A nice touch is the poppers, soda, and chocolate in the fridge. It’s all available on the honor system and was much appreciated when I stumbled home drunk on the Saturday night in dire need of hydration of a non alcoholic nature.
This is an easy one. As far as I can tell, Larry is the only staff on hand. He’s owner, receptionist, tour guide, and all around helpful guy. Hard to fault that.
The drawback is that if he’s busy with other customers – such as tourists wanting a kayak tour – the place is unattended save for his girlfriend. It was this that stopped us from borrowing bikes while we were there.

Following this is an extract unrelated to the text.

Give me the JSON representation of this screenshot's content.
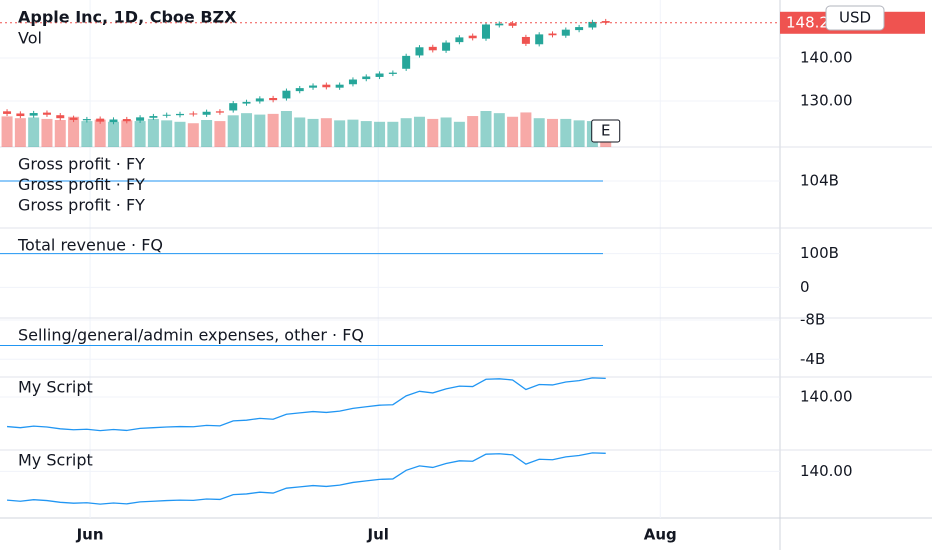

I had a lot of fun at Lazy Paddles, but that mostly came down to the company. You’re not going to find wild raves or myriad activities to participate in, but if you’re checking into a ten bed hostel in sleepy Tea Gardens expecting that – you might be a crazy person.
As mentioned earlier, there are free bikes for those wanting to explore as well as kayaks for hire and guided kayak tours of the nearby river system.
The Tea Gardens Pub is your only option as far as nightlife goes and it’s a typical country pub: lots of characters, cheap prices, and a disheartening lack of local ‘talent’.
There’s a TV in the lounge room as well as plenty of books. Larry’s collection of amazing photos occupied my attention for a while – particularly the saucy, artful nudes near my room…
We also got good play out of the battered copy of Scrabble available. I totally dominated, just quietly.
Hostels don’t come much cheaper than Lazy Paddles. At $27 a night (or $25 a night for stays longer than two nights or $29 a night during peak season), you’re paying next to nothing for your stay. Couple that with the cheap local watering hole, the variety of cafes nearby, and the free bike hire or reduced price kayak hire and you’ve got yourself a pretty good budget weekend.
In case I haven’t made it clear, I loved Lazy Paddles. I know the rest of my group did as well.
Our situation was undoubtedly helped by being the only guests on site during our two night stay, but I can’t imagine having a few others there would have done anything to lessen our enjoyment.
Whether we were sprawled out on the couch, taking our sweet ass time in the showers, or just drinking on the front porch – I don’t think I ever felt anything less than 100% welcome. It’s a nice feeling.